Of the 20 or so enslaved Africans that came to Point Comfort, some were granted their freedom and in some cases were able to purchase the freedom of their relatives, own land, and even employ indentured servants. Some of the Africans – by intermingling with the English colonists, had children who ended up passing for white. This was during the time between 1619 and 1661. In 1661, Virginia established a law legalizing lifelong servitude of all un-free Africans.
400 Years of African-American History
The Association for the Study of African American Life and History, the custodian of Black History Month, is taking the lead in paying tribute to the 400th year commemoration of the first Africans to land in Virginia. Two years ago, Congress established the 400 Years of African-American History Commission.
And for the past two years, the Hampton 2019 Commemoration Commission and Virginia’s “2019 Commemoration, American Evolution” have sponsored programs and events highlighting the first landing and other significant events in the state’s and nation’s history.
Some would say a 400-year commemoration is counterproductive – arguing why bother about something that ended up as being the reason for our Civil War and years of oppression.
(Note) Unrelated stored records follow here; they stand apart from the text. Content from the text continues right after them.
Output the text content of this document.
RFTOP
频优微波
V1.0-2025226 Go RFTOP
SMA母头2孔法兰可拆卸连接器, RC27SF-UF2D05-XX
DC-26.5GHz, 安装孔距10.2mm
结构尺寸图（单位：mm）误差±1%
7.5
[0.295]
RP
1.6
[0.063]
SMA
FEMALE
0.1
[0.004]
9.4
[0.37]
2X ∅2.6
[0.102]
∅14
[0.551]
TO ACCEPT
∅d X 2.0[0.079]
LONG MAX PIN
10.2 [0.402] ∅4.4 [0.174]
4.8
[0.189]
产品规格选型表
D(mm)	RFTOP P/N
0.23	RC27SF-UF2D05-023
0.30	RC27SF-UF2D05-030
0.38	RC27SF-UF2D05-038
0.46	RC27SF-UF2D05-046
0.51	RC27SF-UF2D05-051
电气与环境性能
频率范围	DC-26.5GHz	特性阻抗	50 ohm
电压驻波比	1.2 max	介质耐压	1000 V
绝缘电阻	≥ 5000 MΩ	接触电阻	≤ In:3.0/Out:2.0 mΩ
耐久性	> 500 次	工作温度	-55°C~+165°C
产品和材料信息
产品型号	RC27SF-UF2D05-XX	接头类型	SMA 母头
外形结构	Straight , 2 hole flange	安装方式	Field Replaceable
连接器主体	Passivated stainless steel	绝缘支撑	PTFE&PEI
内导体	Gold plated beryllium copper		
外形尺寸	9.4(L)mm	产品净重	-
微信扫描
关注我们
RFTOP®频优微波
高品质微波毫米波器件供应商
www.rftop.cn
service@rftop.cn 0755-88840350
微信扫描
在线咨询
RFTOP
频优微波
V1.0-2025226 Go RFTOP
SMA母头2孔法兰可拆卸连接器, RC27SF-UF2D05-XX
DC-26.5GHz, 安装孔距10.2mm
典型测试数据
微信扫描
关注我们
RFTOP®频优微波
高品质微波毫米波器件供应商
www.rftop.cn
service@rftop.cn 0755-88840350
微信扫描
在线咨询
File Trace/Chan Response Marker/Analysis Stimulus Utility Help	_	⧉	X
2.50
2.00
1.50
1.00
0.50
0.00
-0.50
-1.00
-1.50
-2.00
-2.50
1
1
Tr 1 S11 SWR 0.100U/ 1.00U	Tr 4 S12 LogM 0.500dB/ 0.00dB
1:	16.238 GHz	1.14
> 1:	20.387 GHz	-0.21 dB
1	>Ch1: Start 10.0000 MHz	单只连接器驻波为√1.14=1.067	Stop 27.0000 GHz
Some declare that 1619 marked the beginning of slavery in England’s American colonies – but they are wrong.
First, there were African slaves in the English colony of Bermuda before 1619. Second, the status of those “20. and odd Negroes” from the White Lion is still a matter of contention, according to USA Today.
“The 1619 story is only important for the people who develop within the nation-state that becomes known as the United States,” notes Daryl Scott, a professor of history at Howard University in Washington and a past president of the Association for the Study of African American Life and History.
“It’s about how you define the history that you’re telling.” He also points out that we should consider the arrival of African slaves in Spain, Portugal, and Italy, as well as in the Arab world, dating back to the 15th century.
“There is a tendency to simplify our story, to have a definitive start and end date, to say that slavery began on this day, when we actually don’t know; to say that black people arrived on this date so that we can mark it,” says Karsonya Wise Whitehead, a professor of communication and history at Loyola University Maryland. “That’s part of being American. We like to mark things. But our history is more complicated than that.”
A teachable moment for Virginia
Dinizulu Gene Tinnie is a South Florida-based artist, activist, and historian. He wrote a guest column in the Florida Courier today that is really thought-provoking. He likens the new knowledge we have on the first Africans to arrive in Virginia, and their importance in our history to what Native American First Nations people have recognized as a “Time of Awakening,” from which there is no escape or going back to past ignorance.
Writing that “knowledge is power” is given new meaning when Black Americans can realize their history and other contributions to the fabric that is America is just as meaningful as the history of Native Americans and other races. And Tinnie also asks that we remember that a quadricentennial only comes once in a very long time.
Only this generation, living today, can collect and preserve the historical facts that were either unavailable or too painful for those before us. If this is not done, those memories, events, including the ones most hurtful, will be lost forever. Today, we have an opportunity to make our nation’s Black History Month a teachable moment.